I would say a little more: it is probably the case that you can "steal" the dictionary from one zipping and force a zipping algorithm to use that dictionary. If this is the case, the dictionary needed reduces to 64 KiB (I believe) rather than the 600 KB that the above script requires. I don't know how much effort it takes to get zlib-with-a-static-preset running in JS but then again, I don't know how much time it took zxcvbn to reach its final form either.

Using /usr/share/dict/american-english for my dictionary is a bit crap because it does not yet speak l33t, but my dictionary can be used for "correcthorsebatterystaple". XKCD estimates 44 bits = 5.5 bytes; gzip --best estimates 7 bytes, maybe more if we had more sequences ending in '1' to better compress 'password1'. (Some extra bits are to be expected purely due to the diverse number of password-guessing algorithms; 'switch one character to l33t, switch two characters to l33t, end with a number' offer a couple extra bits which XKCD ignores in order to establish a lower bound.)

aidenn0 · on April 11, 2012

I thought of and tried this already.

gzip does a terrible job at this. Long passwords that are in the dictionary come out as much stronger than short passwords not in the dictionary. For example, correcthorsebatterystaple increased the size by much more than ablekindpagequite despite the former being in the dictionary verbatim and the latter not.

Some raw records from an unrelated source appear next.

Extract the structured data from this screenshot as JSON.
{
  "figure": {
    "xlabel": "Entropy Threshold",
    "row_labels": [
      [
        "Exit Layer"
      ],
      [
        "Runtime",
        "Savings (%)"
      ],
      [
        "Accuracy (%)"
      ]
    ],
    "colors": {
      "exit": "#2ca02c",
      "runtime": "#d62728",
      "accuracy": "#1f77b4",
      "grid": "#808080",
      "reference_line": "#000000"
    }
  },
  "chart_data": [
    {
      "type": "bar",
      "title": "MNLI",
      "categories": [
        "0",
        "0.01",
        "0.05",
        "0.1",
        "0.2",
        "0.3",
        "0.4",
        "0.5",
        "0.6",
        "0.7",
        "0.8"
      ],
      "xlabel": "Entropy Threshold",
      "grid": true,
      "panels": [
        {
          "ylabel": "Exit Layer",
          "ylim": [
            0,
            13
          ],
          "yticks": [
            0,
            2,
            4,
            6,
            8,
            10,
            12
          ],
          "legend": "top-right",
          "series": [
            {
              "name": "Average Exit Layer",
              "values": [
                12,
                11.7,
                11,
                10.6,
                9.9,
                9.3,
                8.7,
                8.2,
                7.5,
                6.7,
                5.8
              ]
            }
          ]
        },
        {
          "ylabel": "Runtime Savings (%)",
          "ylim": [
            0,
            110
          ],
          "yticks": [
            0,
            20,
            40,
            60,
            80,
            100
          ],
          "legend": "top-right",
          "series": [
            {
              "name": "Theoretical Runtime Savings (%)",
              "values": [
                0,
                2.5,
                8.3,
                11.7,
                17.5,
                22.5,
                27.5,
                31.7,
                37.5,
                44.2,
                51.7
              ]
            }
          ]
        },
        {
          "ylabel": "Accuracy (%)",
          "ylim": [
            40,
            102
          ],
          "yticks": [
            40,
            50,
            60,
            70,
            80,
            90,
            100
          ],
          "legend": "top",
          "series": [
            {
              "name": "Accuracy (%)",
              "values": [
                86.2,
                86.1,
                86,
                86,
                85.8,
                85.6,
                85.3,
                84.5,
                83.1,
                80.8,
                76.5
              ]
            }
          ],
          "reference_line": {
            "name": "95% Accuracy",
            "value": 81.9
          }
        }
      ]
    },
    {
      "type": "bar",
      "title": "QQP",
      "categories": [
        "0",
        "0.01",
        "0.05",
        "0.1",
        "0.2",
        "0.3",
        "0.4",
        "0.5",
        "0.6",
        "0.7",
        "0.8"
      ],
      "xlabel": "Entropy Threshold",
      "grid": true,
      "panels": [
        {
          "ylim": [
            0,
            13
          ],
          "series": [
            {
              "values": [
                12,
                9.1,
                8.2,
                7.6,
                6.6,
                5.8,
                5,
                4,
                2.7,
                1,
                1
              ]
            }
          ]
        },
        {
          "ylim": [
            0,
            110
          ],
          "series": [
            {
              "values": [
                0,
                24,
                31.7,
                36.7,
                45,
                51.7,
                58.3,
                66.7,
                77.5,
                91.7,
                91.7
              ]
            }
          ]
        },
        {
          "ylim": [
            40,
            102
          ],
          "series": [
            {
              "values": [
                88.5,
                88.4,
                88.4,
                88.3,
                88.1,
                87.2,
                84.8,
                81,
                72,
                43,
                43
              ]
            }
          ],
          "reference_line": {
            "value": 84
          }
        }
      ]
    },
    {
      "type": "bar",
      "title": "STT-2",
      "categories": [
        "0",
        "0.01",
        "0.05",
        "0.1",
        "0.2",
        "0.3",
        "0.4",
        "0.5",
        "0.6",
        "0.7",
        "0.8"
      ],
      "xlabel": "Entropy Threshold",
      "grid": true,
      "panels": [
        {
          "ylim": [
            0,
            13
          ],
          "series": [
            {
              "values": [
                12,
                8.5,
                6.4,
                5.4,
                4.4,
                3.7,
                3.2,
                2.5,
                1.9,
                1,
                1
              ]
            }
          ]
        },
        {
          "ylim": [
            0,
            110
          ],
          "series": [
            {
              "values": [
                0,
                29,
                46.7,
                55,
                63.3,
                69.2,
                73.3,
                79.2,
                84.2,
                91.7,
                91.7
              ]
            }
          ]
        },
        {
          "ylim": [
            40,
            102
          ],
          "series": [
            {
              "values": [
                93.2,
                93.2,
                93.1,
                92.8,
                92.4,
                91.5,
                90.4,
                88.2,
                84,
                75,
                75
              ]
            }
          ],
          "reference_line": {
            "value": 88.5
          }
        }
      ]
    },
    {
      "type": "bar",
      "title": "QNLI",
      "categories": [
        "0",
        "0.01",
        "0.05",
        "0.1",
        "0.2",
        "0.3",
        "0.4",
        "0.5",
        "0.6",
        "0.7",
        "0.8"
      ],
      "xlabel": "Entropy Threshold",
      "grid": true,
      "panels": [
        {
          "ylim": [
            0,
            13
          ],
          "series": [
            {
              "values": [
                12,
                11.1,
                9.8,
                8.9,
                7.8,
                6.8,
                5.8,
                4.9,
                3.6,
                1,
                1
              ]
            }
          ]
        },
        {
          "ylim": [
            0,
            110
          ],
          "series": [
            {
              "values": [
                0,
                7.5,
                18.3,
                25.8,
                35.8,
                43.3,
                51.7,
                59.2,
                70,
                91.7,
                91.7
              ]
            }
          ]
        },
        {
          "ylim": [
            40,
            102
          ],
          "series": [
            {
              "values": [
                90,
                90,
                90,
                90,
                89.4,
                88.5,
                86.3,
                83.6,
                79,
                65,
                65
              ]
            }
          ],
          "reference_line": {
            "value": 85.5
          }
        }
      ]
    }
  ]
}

lzma does a much better job, but all implementations I could find like to pad things out to 4-byte boundaries giving you poor resolution.

blake8086 · on April 11, 2012

I assume since you mentioned Kolmogorov complexity, that you probably have an understanding of how compression works.

Why would you add the layer of indirection of running a compression algorithm over something, when it has to measure the same thing you're trying to get at?

Given a character '1' at the beginning of a password, how likely is it that '2' is the next character? Compression tools answer this question, but then they go a different direction with the application of their answer.

Also, if your password guesser guesses anything but '123456' as its first guess, it's suboptimal, since that really is the most frequent password.

drostie · on April 11, 2012

The only reason I'd add the layer of indirection is "they've already done it for me, but they didn't expose the API." I would also be interested in training a Bayes classifier or a neural network, but again, those aren't as easy to do as just appending two passwords to the end of a dictionary copies and feeding them to gzip.